Erik Pomboy (@epomboy) is the president of Meridian Macro Research, former trader, and gold and mining equity analyst. Erik is one of my favorite people to follow on Twitter because he blends intelligent economic and financial markets insights with humor. Erik also does mince words, his tweets bring value.
GreekFire23 (@GreekFire23) is an anonymous trader, very insightful and rational about the markets. Greek Fire is a usually a voice of dissent against the mainstream consensus in the financial markets, as you would expect from an anonymous trader.
Otavio (Tavi) Costa (@TaviCosta) is a portfolio manager at Crescat Capital, a hedge fund based out of Denver, Colorado. Tavi’s tweeting matches Crescat’s investment focus with a bias towards global macro, with some stock picking as well. Tavi posts original content such as charts and analysis based off the work he does, that is usually completely original content that no other people are tweeting about.
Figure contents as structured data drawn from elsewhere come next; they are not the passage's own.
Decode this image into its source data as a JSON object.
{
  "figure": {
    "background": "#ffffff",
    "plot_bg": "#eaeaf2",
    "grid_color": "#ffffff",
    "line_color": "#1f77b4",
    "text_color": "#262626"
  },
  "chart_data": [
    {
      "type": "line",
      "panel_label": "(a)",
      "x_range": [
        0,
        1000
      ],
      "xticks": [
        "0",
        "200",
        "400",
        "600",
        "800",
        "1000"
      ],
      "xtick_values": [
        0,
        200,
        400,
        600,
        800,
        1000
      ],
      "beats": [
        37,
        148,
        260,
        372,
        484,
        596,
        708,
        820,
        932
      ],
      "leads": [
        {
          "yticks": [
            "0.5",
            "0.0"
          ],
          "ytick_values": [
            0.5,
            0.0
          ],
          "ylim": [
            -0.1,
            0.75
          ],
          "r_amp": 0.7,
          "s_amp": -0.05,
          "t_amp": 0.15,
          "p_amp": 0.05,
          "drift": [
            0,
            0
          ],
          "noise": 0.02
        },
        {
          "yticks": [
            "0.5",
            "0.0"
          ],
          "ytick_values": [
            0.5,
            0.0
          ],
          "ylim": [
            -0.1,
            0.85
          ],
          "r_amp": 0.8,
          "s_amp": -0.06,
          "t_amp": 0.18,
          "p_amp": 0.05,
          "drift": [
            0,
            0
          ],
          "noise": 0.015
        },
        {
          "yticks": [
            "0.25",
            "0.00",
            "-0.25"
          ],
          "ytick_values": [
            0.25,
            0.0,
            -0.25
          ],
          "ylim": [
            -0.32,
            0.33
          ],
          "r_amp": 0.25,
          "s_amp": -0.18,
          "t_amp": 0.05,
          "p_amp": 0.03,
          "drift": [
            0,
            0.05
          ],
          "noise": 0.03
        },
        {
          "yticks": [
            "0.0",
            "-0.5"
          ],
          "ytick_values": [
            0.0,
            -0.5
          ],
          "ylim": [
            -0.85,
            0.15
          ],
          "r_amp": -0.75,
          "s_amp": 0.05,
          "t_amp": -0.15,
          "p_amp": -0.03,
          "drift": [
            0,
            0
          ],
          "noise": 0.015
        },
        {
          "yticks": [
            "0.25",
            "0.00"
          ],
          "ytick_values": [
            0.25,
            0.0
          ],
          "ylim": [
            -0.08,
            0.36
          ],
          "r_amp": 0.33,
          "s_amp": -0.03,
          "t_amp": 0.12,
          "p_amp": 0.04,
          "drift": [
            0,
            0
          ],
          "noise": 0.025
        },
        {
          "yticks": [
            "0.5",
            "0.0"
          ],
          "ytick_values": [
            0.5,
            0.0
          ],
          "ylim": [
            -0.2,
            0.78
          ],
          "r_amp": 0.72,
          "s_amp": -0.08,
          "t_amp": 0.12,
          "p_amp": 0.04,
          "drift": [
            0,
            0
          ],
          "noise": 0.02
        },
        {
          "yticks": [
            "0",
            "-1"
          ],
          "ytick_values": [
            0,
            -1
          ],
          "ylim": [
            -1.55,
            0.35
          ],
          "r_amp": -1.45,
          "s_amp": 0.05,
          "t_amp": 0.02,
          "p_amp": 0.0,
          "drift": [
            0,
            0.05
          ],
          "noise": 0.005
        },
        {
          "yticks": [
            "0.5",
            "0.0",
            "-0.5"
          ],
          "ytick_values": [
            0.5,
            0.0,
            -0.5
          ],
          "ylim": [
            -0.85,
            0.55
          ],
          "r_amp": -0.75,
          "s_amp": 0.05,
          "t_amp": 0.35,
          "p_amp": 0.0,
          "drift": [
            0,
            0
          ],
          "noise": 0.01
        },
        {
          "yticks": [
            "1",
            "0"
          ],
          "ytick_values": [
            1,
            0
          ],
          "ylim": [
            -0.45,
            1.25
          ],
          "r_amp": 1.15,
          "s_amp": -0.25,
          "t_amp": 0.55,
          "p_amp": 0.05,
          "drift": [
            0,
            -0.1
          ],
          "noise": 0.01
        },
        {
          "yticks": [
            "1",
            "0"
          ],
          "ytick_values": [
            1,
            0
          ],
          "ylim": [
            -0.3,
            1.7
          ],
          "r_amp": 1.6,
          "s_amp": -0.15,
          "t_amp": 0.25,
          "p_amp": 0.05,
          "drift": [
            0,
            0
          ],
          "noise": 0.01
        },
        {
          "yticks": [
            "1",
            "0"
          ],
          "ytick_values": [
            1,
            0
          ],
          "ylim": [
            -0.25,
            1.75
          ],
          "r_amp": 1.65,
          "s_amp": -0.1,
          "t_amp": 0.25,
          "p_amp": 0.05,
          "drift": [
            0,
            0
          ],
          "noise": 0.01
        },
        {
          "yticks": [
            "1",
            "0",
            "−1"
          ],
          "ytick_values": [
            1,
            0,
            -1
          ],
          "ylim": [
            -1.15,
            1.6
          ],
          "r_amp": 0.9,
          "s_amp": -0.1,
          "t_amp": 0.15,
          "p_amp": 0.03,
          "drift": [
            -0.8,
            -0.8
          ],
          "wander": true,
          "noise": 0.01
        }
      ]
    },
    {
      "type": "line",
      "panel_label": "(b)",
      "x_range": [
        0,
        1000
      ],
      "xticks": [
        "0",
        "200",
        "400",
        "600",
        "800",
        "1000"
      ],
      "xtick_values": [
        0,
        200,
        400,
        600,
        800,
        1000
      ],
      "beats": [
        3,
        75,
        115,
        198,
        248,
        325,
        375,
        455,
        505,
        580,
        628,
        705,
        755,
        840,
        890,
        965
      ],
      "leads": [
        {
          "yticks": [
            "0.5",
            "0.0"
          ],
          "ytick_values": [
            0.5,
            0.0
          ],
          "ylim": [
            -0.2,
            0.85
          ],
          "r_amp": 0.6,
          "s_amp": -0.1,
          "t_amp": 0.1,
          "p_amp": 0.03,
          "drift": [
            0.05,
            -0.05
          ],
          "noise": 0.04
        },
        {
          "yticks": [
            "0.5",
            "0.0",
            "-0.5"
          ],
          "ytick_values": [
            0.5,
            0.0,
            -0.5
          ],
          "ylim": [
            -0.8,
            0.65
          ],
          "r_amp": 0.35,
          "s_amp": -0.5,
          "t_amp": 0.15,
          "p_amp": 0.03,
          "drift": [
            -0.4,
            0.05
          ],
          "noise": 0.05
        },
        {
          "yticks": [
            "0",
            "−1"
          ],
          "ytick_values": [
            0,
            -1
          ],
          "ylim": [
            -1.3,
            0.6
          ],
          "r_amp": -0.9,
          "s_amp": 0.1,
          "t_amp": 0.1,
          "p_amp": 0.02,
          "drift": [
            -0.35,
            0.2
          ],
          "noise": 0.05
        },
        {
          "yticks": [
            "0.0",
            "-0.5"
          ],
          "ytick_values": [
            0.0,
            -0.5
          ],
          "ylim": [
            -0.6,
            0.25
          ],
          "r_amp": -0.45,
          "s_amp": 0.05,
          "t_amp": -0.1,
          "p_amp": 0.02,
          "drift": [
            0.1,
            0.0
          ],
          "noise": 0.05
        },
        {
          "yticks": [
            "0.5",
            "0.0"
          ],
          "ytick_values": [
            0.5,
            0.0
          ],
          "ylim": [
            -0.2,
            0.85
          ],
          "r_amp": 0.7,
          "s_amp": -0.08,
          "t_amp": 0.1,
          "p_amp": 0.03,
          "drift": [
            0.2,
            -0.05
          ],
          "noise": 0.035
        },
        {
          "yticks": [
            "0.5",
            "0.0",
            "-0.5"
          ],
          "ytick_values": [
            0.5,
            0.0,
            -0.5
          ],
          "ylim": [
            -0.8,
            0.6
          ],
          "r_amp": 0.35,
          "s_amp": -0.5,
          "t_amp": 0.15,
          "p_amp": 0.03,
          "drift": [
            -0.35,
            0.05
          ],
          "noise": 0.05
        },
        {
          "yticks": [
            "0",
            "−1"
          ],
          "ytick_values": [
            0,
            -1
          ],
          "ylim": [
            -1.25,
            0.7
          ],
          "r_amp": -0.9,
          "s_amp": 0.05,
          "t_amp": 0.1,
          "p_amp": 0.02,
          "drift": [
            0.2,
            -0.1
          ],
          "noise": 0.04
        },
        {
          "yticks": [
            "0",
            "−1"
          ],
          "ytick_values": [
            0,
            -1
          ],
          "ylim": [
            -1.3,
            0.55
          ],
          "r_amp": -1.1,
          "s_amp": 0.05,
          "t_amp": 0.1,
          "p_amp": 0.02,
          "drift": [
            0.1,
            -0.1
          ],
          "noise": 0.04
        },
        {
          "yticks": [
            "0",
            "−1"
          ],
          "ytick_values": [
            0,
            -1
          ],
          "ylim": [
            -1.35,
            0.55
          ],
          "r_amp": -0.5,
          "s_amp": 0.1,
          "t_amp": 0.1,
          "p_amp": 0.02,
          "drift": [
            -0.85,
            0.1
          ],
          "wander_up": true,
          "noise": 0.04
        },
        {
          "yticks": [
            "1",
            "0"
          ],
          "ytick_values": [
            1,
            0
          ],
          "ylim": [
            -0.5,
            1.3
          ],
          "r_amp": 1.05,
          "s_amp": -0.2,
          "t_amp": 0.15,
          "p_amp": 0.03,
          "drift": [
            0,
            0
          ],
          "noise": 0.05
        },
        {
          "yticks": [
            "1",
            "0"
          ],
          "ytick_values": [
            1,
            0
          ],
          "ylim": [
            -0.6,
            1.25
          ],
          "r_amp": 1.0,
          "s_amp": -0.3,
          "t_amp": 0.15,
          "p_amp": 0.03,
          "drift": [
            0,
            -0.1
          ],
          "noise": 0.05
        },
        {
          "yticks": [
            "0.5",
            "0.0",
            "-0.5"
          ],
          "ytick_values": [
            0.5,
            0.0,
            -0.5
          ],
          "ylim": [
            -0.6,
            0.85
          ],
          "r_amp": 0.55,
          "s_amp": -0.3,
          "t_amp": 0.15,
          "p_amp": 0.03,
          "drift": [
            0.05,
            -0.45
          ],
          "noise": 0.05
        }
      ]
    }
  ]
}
Jim Bianco (@biancoresearch) is the president/CEO of Bianco Research, a company that provides macroeconomic investment research for institutional investors. Jim shares some great insights from his research, he is incredibly well respected in the industry. He is a frequent contributor to Bloomberg and CNBC, and has astute and sharp thinking for a mainstream economic thinker.
Jim Rickards (@JamesGRickards) is a lawyer (was legal counsel for Long Term Capital Management), NY Times bestselling author of Aftermath, and a financial markets commentator. Jim is one of my original thinkers about the financial markets, and I recommend you check out his books as well as follow him.